The highlights of this Wednesday will be the visits of important guests of the Tofifest. Jiří Menzel who yesterday received a Golden Angel, will be joined by Dagur Kari and Grzegorz Królikiewicz. Wednesday is also going to be a day of film discussions within the Restarting Polish Cinema project, full of interesting screenings.
Among the festival screenings of the day well see, for example, movies taking part in the main On Air competition: the Iranian “Bedroud Baghdad / Farewell Baghdad” by Mahdi Faweri, the Belgia “Adem/Oxygen” by Hans Van Nuffel and “Tilva Roš / Tilva Rosh” by Nikola Razaic.
The spectators will be able to choose from a number of meetings with artists.
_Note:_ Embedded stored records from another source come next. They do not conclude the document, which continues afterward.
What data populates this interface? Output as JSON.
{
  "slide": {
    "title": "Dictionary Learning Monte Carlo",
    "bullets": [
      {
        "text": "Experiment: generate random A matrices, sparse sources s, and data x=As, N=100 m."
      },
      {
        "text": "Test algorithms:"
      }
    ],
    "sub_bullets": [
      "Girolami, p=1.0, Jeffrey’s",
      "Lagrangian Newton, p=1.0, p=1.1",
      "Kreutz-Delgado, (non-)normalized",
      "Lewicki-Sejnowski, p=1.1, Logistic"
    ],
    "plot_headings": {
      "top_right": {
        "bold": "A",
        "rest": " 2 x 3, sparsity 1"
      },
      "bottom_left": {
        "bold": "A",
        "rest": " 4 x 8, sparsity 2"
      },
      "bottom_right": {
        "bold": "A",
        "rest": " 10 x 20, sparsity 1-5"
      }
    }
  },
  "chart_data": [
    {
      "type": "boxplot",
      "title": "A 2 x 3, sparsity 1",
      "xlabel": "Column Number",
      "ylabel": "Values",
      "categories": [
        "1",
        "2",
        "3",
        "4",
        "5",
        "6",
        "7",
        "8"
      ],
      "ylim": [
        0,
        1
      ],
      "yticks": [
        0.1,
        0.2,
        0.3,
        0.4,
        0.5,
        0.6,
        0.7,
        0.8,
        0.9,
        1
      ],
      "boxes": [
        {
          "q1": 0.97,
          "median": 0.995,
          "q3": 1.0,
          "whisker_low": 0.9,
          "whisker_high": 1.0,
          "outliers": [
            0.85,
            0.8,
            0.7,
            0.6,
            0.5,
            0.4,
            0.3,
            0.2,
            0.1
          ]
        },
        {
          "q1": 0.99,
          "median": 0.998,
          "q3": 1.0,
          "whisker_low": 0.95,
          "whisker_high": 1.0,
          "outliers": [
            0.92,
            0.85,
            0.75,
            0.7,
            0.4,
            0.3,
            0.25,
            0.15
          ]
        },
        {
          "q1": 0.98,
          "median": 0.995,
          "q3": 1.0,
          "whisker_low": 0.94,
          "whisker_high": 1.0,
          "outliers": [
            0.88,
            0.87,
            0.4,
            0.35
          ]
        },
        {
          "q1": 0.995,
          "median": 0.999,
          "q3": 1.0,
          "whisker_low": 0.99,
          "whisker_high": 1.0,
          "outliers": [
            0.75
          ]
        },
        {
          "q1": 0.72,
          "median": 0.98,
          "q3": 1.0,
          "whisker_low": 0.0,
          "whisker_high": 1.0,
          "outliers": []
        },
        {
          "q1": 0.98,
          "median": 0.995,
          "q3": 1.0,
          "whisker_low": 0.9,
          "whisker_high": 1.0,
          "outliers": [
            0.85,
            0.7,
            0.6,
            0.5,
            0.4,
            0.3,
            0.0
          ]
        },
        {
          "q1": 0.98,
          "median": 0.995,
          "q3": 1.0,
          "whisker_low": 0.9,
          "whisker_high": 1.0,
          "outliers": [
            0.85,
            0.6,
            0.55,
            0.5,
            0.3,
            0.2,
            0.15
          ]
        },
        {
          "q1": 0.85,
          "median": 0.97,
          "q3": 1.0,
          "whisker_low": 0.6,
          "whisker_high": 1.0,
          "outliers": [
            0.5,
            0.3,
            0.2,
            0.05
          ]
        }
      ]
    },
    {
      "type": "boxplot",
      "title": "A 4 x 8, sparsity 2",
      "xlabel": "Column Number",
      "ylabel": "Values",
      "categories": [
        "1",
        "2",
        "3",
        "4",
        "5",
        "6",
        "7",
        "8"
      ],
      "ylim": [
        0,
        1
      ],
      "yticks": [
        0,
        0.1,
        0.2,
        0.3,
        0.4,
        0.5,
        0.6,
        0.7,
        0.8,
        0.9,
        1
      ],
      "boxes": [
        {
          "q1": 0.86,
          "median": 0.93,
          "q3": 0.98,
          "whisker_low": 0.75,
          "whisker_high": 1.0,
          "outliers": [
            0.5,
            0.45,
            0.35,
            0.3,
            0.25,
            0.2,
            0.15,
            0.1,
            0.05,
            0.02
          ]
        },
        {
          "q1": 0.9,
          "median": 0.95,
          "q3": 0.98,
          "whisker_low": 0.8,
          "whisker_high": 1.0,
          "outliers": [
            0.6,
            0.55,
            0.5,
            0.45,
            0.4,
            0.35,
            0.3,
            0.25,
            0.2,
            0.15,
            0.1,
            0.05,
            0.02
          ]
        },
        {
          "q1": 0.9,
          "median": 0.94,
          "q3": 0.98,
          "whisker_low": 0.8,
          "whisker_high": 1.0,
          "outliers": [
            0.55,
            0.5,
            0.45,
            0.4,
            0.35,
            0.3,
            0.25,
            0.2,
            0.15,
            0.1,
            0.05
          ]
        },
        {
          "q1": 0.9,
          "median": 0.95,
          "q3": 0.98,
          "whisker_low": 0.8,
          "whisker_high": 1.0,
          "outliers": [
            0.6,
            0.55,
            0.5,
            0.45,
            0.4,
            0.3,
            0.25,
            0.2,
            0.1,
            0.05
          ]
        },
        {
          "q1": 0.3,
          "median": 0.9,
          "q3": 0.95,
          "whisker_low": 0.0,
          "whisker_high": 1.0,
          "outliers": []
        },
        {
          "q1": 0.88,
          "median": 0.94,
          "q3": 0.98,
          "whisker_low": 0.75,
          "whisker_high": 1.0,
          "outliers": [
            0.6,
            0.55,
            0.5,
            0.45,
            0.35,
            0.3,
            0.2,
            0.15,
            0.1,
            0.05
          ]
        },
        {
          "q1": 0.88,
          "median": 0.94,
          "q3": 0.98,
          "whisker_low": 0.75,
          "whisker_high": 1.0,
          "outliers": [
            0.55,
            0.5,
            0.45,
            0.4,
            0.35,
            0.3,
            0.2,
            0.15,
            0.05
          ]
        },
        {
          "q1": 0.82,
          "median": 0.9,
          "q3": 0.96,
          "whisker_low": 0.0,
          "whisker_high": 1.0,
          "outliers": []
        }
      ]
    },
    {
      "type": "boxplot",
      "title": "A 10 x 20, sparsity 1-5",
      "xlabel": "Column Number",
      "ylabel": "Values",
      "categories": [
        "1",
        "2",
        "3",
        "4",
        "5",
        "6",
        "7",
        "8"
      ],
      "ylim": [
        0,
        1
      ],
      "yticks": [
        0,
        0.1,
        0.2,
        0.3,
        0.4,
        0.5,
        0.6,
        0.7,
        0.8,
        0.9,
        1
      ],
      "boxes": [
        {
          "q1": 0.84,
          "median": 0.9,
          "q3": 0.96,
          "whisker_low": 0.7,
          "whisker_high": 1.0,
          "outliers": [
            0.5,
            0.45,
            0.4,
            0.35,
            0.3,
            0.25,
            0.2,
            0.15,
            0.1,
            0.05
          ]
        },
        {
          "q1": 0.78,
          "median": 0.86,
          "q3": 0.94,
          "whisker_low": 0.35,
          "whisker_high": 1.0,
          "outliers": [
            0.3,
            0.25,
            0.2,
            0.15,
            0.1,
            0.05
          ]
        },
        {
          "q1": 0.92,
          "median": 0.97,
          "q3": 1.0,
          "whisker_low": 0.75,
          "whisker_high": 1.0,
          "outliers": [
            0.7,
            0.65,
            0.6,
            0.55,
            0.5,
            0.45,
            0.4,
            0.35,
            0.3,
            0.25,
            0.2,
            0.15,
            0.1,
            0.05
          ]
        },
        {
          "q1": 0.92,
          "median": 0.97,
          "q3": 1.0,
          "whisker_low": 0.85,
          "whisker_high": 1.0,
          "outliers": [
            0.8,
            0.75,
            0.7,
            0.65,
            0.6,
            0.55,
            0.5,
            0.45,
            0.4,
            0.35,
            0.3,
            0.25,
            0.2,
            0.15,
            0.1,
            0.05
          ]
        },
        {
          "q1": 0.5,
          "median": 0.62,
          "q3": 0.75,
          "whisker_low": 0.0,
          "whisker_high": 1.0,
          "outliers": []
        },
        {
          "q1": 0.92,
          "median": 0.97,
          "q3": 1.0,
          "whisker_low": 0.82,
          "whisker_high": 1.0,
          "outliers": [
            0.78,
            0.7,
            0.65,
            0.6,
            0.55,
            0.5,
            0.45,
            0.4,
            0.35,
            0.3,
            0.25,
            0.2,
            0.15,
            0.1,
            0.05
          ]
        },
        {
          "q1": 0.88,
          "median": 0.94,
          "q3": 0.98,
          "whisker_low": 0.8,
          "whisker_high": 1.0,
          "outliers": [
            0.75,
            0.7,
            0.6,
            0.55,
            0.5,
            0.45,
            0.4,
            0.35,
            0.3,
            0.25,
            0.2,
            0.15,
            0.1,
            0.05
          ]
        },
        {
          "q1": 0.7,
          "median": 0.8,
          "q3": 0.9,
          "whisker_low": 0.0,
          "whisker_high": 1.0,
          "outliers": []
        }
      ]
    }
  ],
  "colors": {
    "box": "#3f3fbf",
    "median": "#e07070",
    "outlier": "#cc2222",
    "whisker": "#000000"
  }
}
At the Baj Pomorski an encounter with Dagur Kari (Iceland) will take place: the guest is a member of the Tofifest 2011 jury and the winner of the Golden Angel for Eminent Young Artists of the European Cinema. Kari is very popular filmmaker in Poland. He’s the author of such great pictures as “Noi the Albino” and “Dark Horse”. After the screening of “Ostre sledované vlaky” (“Closely watched trains”), Jiří Menzel, the laureate of this year’s Special Golden Angel at the Tofifest, will deliver his masterclass, i.e. a special lecture the subject of which is going to sound “My inspiration with Hrabal”.
We are also going to be joined by a Polish cinematic master, Grzegorz Królikiewicz, a special guest of the 2011 Tofifest. The meeting with him will take place after the screening of “Na wylot” (“Right through”) which is presented in the Kino Przyszłości G. Królikiewicza section (Grzegorz Królikiewicz’s cinema of the future). The retropsection of Królikiewicz’s movies and his visit at the Tofifest are the biggest events dedicated to that director among all the Polish film festivals. The Tofifest is a partner of a great publication by the Ha!Art Publishing House, an extended interview with Królikiewicz entitled “Tworzę dla przyszłości” (“Creating things for the future”). Grzegorz Królikiewicz is a director and a scriptwriter, a professor and a teacher for whole generations of Polish filmmakers. He’s a creator of experimental movie concepts, compared by some of the critics to Andy Warhol or Paul Morrissey. For many years he collaborated with Czesław Niemen. He won awards in Gdynia, Karlovy Vary and Mannheim. In Toruń he’s going to deliver a masterclass and meet the audience after the screenings of “Tańczący jastrząb” (“The dancing hawk”), and “Przypadek Pekosińskiego” (“The Pekosiński case”). Królikiewicz is another great figure, still undiscovered, that we present to our audience at the Tofifest. The Torunian festival has already discovered an number of artists for the Polish viewers: the Dutchman Theo Van Gogh, the Swiss Allain Tanner, or Ken Russel from Great Britain.
An immensely interesting point of the schedule is going to be the discussion held within the project called: “Restarting Polish Cinema: New historic cinema in Poland — multiplying the narration”. Its participants will be Piotr Kletowski, Piotr Marecki, Joanna Ostrowska, Jakub Majmurek, Małgorzata Radkiewicz. The meeting of this think-tank, struggling in favour of “restarting” Polish Ciemna, will be open for the audience and the festiwal guests.
Equally interesting, yet radically different, is the meeting and projection of two simple amateurish materials from seventy years backwards, which discovery was accompanied by TOFIFEST. These films are: “Torun 1939” and “Warsaw 1938”, which are being shown in category “Localizations”. The meeting will be held by Szymon Spandowski from editorial office of Nowości. It is he, who made the discovery of those pre-war documentary films, shot by film amateur Bogusław Magiera, showing Torun and Warsaw in 1938 and 1939. The films went for the regular presentation in Kino Centrum CSW in Torun. The films met huge popularity of audience. The discovery intensified the absorption for history of cinema in Torun. The disclosure of the Warsaw part fructified with the proposition of incorporating the film to the collection of National Film Library and Historical Museum of the city of Warsaw.
The audience will also meet Paweł Kosuń, the head of the production of the film “If fish could talk” from the Shortcut competition, and with Mahdi Naderi, the director of the competitive film “Farewell Baghdad”.
The day will be closed with TOFIFEST at night — FestClub ENERDE, when from 10 p.m. the audience will be able to hear the JAM SESSION Enerde / Bar Stage: ZIGGY DUST.